Mon intime conviction, c’est la carence effroyable de l’AFSSAPS, sa lourdeur, sa lenteur, son absence de réactivité. Je m’interroge aussi sur le fait que, alors que des Français étaient à la fois à l’AFSSAPS et à l’Agence européenne du médicament, il n’y ait pas eu coordination. C’est loin du cliché selon lequel nous aurions le meilleur système de pharmacovigilance au monde ! Ma seconde conviction, partagée par le ministre, est qu’il faut traiter de manière beaucoup plus rigoureuse les conflits d’intérêts et la transparence. Ma troisième conviction, c’est que dans cette affaire, on se trouve face à un laboratoire particulier. On sait que les laboratoires sont des industries qui doivent faire du profit, équilibrer leurs comptes et rémunérer leurs actionnaires. Mais on nous dit de tous côtés que les méthodes de Servier sont tout à fait particulières.

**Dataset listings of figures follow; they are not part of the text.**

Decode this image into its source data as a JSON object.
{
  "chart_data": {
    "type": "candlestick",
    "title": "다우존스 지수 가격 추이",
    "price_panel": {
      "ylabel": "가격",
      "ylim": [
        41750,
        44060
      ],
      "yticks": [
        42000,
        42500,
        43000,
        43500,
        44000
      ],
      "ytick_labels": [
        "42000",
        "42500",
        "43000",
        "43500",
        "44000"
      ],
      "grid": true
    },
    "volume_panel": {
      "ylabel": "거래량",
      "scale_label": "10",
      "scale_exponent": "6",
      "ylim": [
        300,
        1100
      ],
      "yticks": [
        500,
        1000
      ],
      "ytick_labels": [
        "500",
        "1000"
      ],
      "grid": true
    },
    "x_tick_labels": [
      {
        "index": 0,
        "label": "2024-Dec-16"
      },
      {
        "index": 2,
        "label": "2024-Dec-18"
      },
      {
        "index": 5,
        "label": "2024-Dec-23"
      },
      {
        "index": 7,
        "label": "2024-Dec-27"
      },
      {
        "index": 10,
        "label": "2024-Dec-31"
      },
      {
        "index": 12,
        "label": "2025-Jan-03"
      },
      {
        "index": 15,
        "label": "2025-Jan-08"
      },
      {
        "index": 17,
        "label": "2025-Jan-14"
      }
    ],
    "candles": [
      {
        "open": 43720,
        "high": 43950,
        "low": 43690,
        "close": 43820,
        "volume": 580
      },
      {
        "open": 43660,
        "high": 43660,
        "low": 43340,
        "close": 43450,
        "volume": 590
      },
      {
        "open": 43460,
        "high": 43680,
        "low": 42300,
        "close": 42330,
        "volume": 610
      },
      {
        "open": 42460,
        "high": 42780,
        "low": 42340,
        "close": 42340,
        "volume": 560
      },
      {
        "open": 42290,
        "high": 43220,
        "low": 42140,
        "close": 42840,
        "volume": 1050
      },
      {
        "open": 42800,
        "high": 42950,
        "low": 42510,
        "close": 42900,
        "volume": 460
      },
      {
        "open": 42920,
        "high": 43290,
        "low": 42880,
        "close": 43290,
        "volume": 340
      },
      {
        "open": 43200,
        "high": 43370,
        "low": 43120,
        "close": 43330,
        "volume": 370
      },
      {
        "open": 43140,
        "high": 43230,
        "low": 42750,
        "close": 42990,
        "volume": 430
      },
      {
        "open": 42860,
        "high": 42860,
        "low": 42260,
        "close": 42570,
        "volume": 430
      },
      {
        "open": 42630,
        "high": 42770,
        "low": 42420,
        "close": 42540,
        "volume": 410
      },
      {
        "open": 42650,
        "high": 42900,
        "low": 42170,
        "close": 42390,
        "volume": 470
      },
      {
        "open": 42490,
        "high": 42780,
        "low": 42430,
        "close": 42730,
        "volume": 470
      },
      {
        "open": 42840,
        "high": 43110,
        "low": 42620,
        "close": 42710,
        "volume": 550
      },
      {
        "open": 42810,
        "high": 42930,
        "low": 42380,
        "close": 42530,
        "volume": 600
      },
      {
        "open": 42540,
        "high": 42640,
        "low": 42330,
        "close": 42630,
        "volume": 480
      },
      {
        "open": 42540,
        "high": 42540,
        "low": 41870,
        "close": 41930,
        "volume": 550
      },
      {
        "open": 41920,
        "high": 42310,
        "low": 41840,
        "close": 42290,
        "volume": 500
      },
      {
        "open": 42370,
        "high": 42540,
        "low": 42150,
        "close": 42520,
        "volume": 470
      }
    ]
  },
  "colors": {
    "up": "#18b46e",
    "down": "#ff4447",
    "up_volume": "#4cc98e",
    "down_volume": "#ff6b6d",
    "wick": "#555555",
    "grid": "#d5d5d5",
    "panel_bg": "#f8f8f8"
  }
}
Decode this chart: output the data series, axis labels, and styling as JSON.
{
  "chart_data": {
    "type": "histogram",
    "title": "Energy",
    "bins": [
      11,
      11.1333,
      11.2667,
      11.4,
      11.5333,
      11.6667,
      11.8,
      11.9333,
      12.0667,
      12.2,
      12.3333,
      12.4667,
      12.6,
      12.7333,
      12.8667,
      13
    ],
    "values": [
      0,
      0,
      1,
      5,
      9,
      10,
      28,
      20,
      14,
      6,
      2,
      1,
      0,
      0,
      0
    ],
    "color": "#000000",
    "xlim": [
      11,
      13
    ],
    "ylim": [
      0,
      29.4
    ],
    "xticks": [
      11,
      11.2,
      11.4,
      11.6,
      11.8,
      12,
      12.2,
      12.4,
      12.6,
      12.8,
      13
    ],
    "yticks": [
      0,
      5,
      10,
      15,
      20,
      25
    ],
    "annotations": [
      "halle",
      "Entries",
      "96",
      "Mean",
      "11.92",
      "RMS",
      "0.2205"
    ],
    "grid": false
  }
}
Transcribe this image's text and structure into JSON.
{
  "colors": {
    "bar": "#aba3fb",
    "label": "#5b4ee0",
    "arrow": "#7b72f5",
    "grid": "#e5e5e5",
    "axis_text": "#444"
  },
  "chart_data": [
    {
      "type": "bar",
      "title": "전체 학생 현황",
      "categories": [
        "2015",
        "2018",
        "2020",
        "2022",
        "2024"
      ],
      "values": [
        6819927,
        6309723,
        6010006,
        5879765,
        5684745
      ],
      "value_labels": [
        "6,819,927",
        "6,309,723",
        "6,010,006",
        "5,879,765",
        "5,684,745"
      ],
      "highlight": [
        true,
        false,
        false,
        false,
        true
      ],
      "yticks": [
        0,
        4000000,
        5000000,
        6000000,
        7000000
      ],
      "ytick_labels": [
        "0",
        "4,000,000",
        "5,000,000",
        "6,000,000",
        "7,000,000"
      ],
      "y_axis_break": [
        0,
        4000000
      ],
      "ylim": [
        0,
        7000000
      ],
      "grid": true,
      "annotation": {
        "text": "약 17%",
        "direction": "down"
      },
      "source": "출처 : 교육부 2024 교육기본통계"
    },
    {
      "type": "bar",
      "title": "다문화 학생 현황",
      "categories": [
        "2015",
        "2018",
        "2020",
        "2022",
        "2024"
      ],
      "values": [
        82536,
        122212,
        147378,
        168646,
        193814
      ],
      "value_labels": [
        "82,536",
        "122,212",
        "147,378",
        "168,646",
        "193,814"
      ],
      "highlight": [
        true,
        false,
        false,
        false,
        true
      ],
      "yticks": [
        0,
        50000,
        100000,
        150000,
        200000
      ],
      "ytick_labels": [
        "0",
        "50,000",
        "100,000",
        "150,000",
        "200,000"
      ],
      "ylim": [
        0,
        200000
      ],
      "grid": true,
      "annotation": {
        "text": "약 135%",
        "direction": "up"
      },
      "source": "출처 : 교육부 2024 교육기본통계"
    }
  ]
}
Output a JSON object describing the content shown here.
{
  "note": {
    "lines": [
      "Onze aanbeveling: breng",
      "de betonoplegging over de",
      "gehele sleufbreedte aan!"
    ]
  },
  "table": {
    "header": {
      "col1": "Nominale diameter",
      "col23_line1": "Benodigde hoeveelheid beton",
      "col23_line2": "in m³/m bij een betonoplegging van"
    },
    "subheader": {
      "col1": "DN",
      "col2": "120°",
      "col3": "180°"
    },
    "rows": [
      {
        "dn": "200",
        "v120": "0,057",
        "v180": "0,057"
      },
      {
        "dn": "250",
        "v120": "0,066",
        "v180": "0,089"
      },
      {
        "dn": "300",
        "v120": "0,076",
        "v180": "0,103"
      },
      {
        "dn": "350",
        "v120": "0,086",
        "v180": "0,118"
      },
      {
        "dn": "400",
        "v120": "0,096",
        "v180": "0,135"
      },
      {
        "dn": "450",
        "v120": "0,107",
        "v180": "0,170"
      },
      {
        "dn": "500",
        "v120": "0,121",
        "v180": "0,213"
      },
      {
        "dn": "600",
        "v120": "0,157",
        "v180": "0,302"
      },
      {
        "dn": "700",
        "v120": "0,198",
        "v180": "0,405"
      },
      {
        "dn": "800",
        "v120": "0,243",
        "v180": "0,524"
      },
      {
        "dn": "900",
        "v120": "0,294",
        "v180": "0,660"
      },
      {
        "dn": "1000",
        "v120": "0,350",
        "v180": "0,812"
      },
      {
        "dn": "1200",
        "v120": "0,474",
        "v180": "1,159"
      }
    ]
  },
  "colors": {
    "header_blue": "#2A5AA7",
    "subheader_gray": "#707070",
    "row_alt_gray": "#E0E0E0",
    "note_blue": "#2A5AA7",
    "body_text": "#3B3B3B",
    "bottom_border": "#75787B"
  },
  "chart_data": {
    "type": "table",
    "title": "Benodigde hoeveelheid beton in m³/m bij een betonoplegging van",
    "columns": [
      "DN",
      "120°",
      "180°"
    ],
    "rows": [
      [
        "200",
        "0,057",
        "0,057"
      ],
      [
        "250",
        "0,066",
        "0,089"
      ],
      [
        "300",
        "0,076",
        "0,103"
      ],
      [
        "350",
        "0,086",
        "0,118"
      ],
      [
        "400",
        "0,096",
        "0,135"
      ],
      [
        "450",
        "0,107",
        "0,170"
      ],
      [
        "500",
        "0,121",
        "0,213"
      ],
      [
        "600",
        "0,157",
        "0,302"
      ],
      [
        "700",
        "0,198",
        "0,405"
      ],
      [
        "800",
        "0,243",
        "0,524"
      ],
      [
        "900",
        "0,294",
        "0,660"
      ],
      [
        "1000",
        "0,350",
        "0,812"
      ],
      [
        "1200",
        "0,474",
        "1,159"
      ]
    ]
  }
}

D’ailleurs, en suspendant la participation de ce laboratoire à ses travaux, le LEEM l’a en quelque sorte acté.
Avez-vous une idée de la réforme qu’il faudrait mettre en œuvre ?
Pour le fonctionnement de l’agence (AFSSAPS), il faut plus de rigueur, plus de transparence, plus de réactivité à l’alerte. Dans les commissions d’experts, il est logique, que les experts mandatés par les firmes présentent leurs produits, mais il ne faut pas que ceux qui décident soient liés par ailleurs aux firmes concernées, qu’il s’agisse de liens directs ou de liens indirects, notamment familiaux. Il faut introduire le contrôle de représentants de patients ainsi que de personnalités qualifiées qui puissent être des vigiles en déontologie, en respect de l’éthique, et en protection des lanceurs d’alerte. Les lanceurs d’alerte sont souvent discriminés ou isolés. Il existe dans certains pays comme la Nouvelle-Zélande des systèmes qui permettent à ces lanceurs d’alerte de s’adresser à une autorité qui intervient lorsqu’il y a mise à l’écart ou répression. Il y a aussi des députés très impliqués dans les problématiques de santé : il faudrait qu’ils soient aussi représentés au sein des agences. Ils sont aussi des lanceurs d’alerte ! Les rapports parlementaires de ces dernières années l’attestent. Il n’est pas normal que dans les conseils d’administration des agences, il n’y ait pas de représentant du Parlement alors que c’est lui qui vote, non seulement la création de la structure, mais également les budgets, les lois de financement de la Sécurité sociale et les règles de santé publique.